"Altissima povertà. Regole monastiche e forma
di vita" è un'opera importante di Giorgio Agamben, pubblicata nel 2011.
Il testo esplora il monachesimo occidentale come
laboratorio in cui si è sviluppata una peculiare concezione della vita in
relazione alla regola e alla legge.
Nel monastero, ogni aspetto dell'esistenza - dal
mangiare al pregare, dal lavorare al dormire - è parte di una liturgia totale.
Questa concezione rappresenta un tentativo di superare la distinzione tra vita
e norma, tra essere e dover-essere.
L'autore esplora il rapporto particolare che i
monaci instaurano con la regola monastica. Non si tratta di una semplice
normativa giuridica, ma di qualcosa che deve essere "vissuto" più che
"applicato". La regola monastica non è una legge esterna che si
impone alla vita, ma una forma che la vita stessa assume.

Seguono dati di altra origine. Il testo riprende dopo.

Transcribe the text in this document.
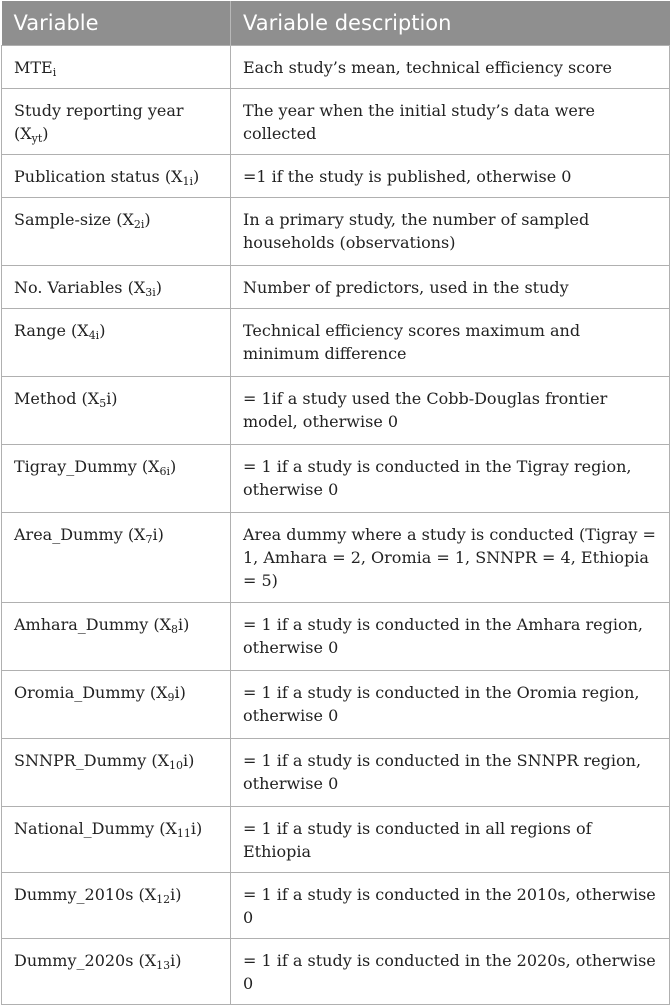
Variable	Variable description
$MTE_i$	Each study’s mean, technical efficiency score
Study reporting year $(X_{yt})$	The year when the initial study’s data were collected
Publication status $(X_{1i})$	=1 if the study is published, otherwise 0
Sample-size $(X_{2i})$	In a primary study, the number of sampled households (observations)
No. Variables $(X_{3i})$	Number of predictors, used in the study
Range $(X_{4i})$	Technical efficiency scores maximum and minimum difference
Method $(X_5i)$	= 1if a study used the Cobb-Douglas frontier model, otherwise 0
Tigray_Dummy $(X_{6i})$	= 1 if a study is conducted in the Tigray region, otherwise 0
Area_Dummy $(X_7i)$	Area dummy where a study is conducted (Tigray = 1, Amhara = 2, Oromia = 1, SNNPR = 4, Ethiopia = 5)
Amhara_Dummy $(X_8i)$	= 1 if a study is conducted in the Amhara region, otherwise 0
Oromia_Dummy $(X_9i)$	= 1 if a study is conducted in the Oromia region, otherwise 0
SNNPR_Dummy $(X_{10}i)$	= 1 if a study is conducted in the SNNPR region, otherwise 0
National_Dummy $(X_{11}i)$	= 1 if a study is conducted in all regions of Ethiopia
Dummy_2010s $(X_{12}i)$	= 1 if a study is conducted in the 2010s, otherwise 0
Dummy_2020s $(X_{13}i)$	= 1 if a study is conducted in the 2020s, otherwise 0
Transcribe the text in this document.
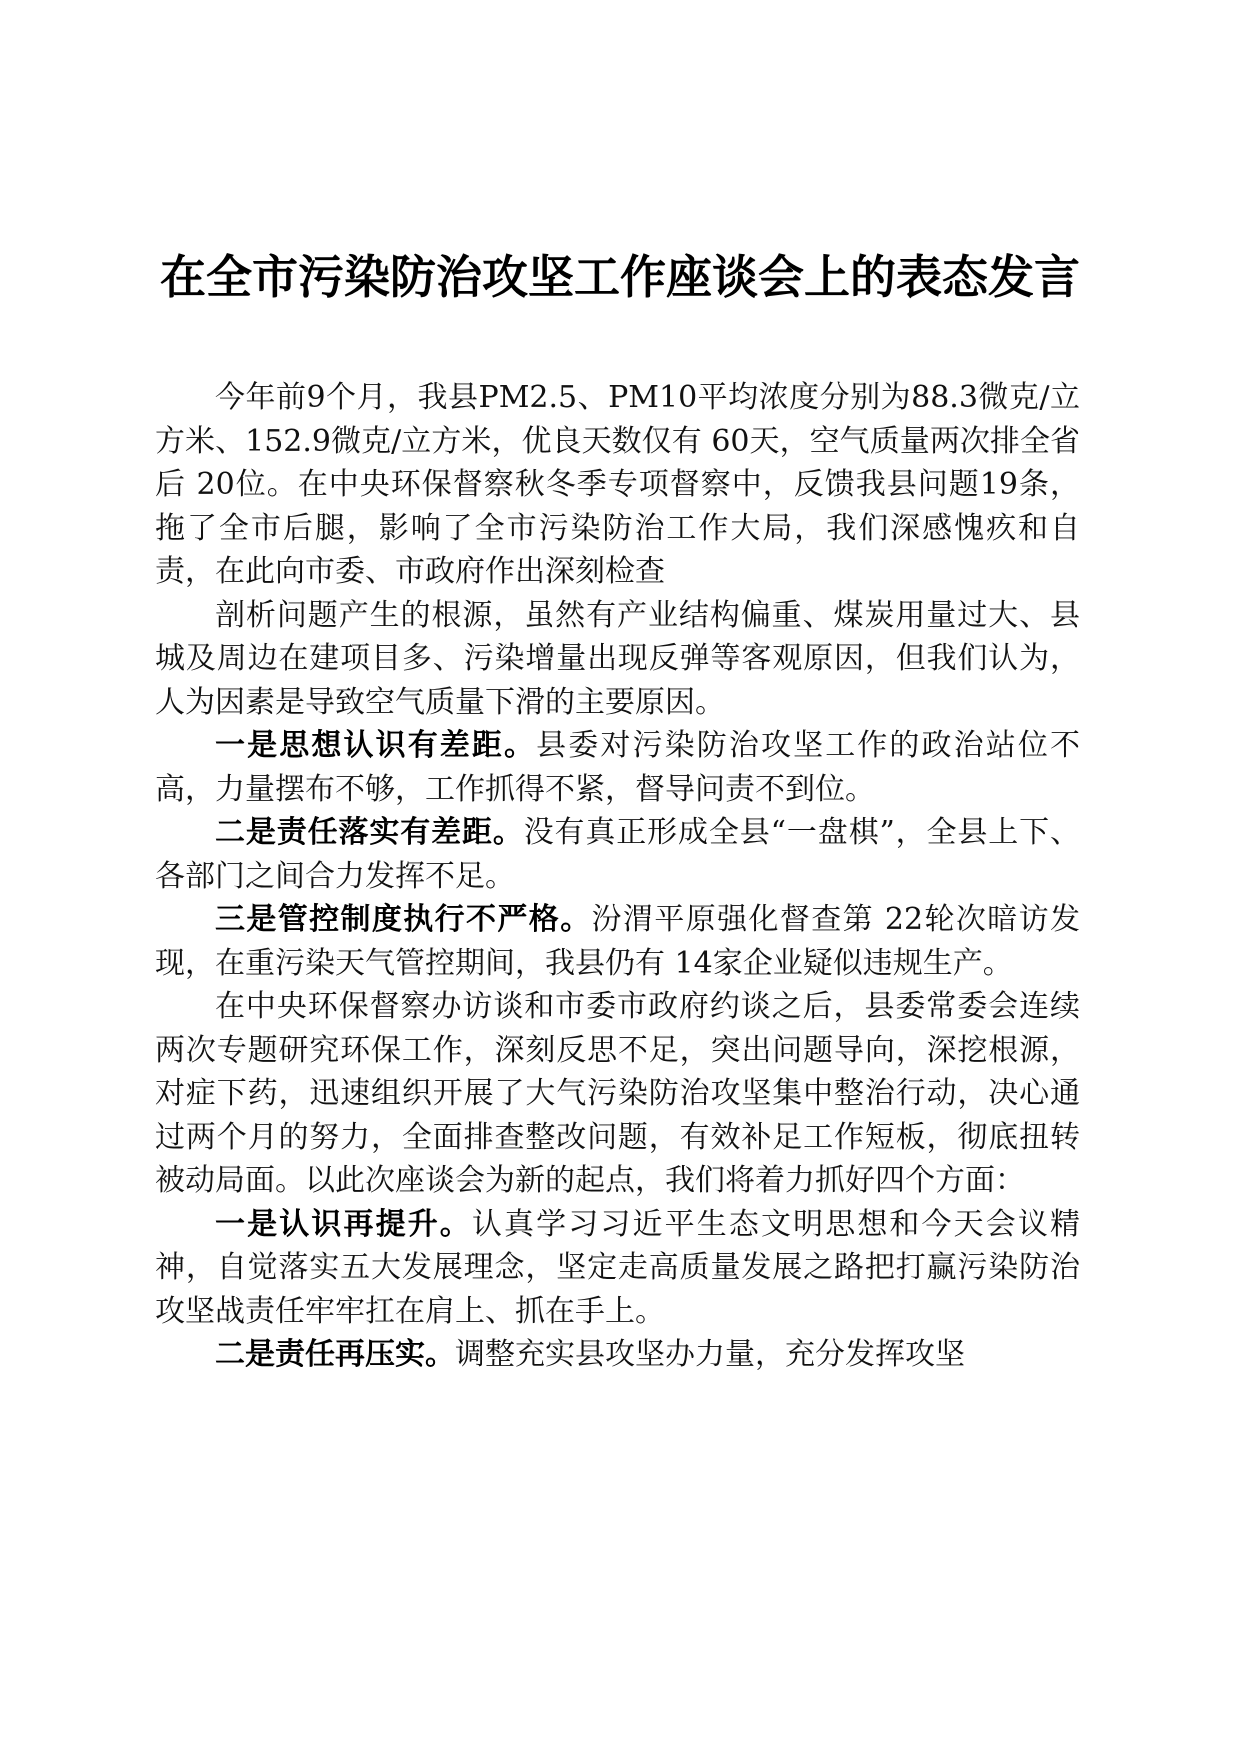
在全市污染防治攻坚工作座谈会上的表态发言

今年前9个月，我县PM2.5、PM10平均浓度分别为88.3微克/立方米、152.9微克/立方米，优良天数仅有 60天，空气质量两次排全省后 20位。在中央环保督察秋冬季专项督察中，反馈我县问题19条，拖了全市后腿，影响了全市污染防治工作大局，我们深感愧疚和自责，在此向市委、市政府作出深刻检查

剖析问题产生的根源，虽然有产业结构偏重、煤炭用量过大、县城及周边在建项目多、污染增量出现反弹等客观原因，但我们认为，人为因素是导致空气质量下滑的主要原因。

一是思想认识有差距。县委对污染防治攻坚工作的政治站位不高，力量摆布不够，工作抓得不紧，督导问责不到位。

二是责任落实有差距。没有真正形成全县“一盘棋”，全县上下、各部门之间合力发挥不足。

三是管控制度执行不严格。汾渭平原强化督查第 22轮次暗访发现，在重污染天气管控期间，我县仍有 14家企业疑似违规生产。

在中央环保督察办访谈和市委市政府约谈之后，县委常委会连续两次专题研究环保工作，深刻反思不足，突出问题导向，深挖根源，对症下药，迅速组织开展了大气污染防治攻坚集中整治行动，决心通过两个月的努力，全面排查整改问题，有效补足工作短板，彻底扭转被动局面。以此次座谈会为新的起点，我们将着力抓好四个方面：

一是认识再提升。认真学习习近平生态文明思想和今天会议精神，自觉落实五大发展理念，坚定走高质量发展之路把打赢污染防治攻坚战责任牢牢扛在肩上、抓在手上。

二是责任再压实。调整充实县攻坚办力量，充分发挥攻坚
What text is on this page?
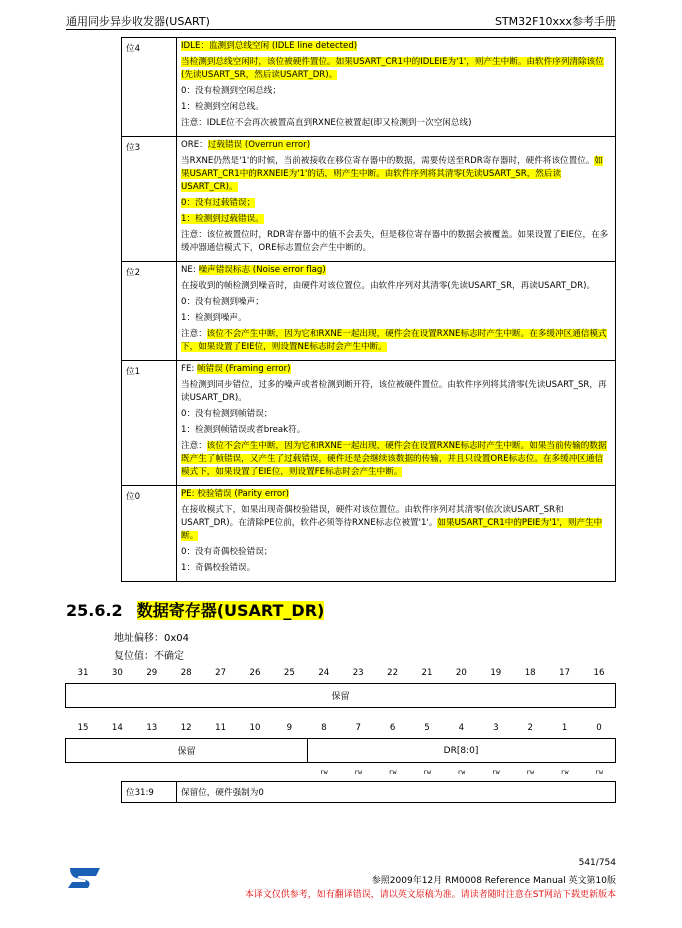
通用同步异步收发器(USART)	STM32F10xxx参考手册
位4	IDLE：监测到总线空闲 (IDLE line detected)
当检测到总线空闲时，该位被硬件置位。如果USART_CR1中的IDLEIE为'1'，则产生中断。由软件序列清除该位(先读USART_SR，然后读USART_DR)。
0：没有检测到空闲总线；
1：检测到空闲总线。
注意：IDLE位不会再次被置高直到RXNE位被置起(即又检测到一次空闲总线)

位3	ORE：过载错误 (Overrun error)
当RXNE仍然是'1'的时候，当前被接收在移位寄存器中的数据，需要传送至RDR寄存器时，硬件将该位置位。如果USART_CR1中的RXNEIE为'1'的话，则产生中断。由软件序列将其清零(先读USART_SR，然后读USART_CR)。
0：没有过载错误；
1：检测到过载错误。
注意：该位被置位时，RDR寄存器中的值不会丢失，但是移位寄存器中的数据会被覆盖。如果设置了EIE位，在多缓冲器通信模式下，ORE标志置位会产生中断的。

位2	NE: 噪声错误标志 (Noise error flag)
在接收到的帧检测到噪音时，由硬件对该位置位。由软件序列对其清零(先读USART_SR，再读USART_DR)。
0：没有检测到噪声；
1：检测到噪声。
注意：该位不会产生中断，因为它和RXNE一起出现，硬件会在设置RXNE标志时产生中断。在多缓冲区通信模式下，如果设置了EIE位，则设置NE标志时会产生中断。

位1	FE: 帧错误 (Framing error)
当检测到同步错位，过多的噪声或者检测到断开符，该位被硬件置位。由软件序列将其清零(先读USART_SR，再读USART_DR)。
0：没有检测到帧错误；
1：检测到帧错误或者break符。
注意：该位不会产生中断，因为它和RXNE一起出现，硬件会在设置RXNE标志时产生中断。如果当前传输的数据既产生了帧错误，又产生了过载错误，硬件还是会继续该数据的传输，并且只设置ORE标志位。在多缓冲区通信模式下，如果设置了EIE位，则设置FE标志时会产生中断。

位0	PE: 校验错误 (Parity error)
在接收模式下，如果出现奇偶校验错误，硬件对该位置位。由软件序列对其清零(依次读USART_SR和USART_DR)。在清除PE位前，软件必须等待RXNE标志位被置'1'。如果USART_CR1中的PEIE为'1'，则产生中断。
0：没有奇偶校验错误；
1：奇偶校验错误。
25.6.2 数据寄存器(USART_DR)
地址偏移：0x04
复位值：不确定
31	30	29	28	27	26	25	24	23	22	21	20	19	18	17	16
保留
15	14	13	12	11	10	9	8	7	6	5	4	3	2	1	0
保留	DR[8:0]
rw	rw	rw	rw	rw	rw	rw	rw	rw
位31:9	保留位，硬件强制为0
541/754
参照2009年12月 RM0008 Reference Manual 英文第10版
本译文仅供参考，如有翻译错误，请以英文原稿为准。请读者随时注意在ST网站下载更新版本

L'opera analizza la povertà non come semplice
rinuncia ai beni materiali, ma come forma di vita che mette in questione il
diritto stesso di proprietà e le strutture giuridiche occidentali. La
"altissima povertà" dei francescani diventa così un paradigma di
resistenza al potere costituito.
Il testo di Agamben risulta particolarmente attuale perché
offre strumenti per ripensare il rapporto tra vita e norme in un'epoca di
crescente giuridificazione dell'esistenza e perché suggerisce forme di
resistenza al biopotere contemporaneo attraverso la creazione di forme-di-vita
alternative.
L'opera si caratterizza per un'attenta analisi
filologica dei testi monastici medievali, un dialogo costante tra filosofia,
diritto e teologia. Trattasi di una scrittura densa ma precisa, che richiede
una lettura molto attenta, utile per ripensare il rapporto tra vita e norme e
per soffermarsi sui temi della resistenza al potere e delle forme di vita
alternative.
In definitiva "Altissima povertà" non è
una lettura semplice, ma offre strumenti preziosi per ripensare alcuni dei nodi
fondamentali della nostra contemporaneità attraverso un'originale rilettura
della tradizione monastica occidentale.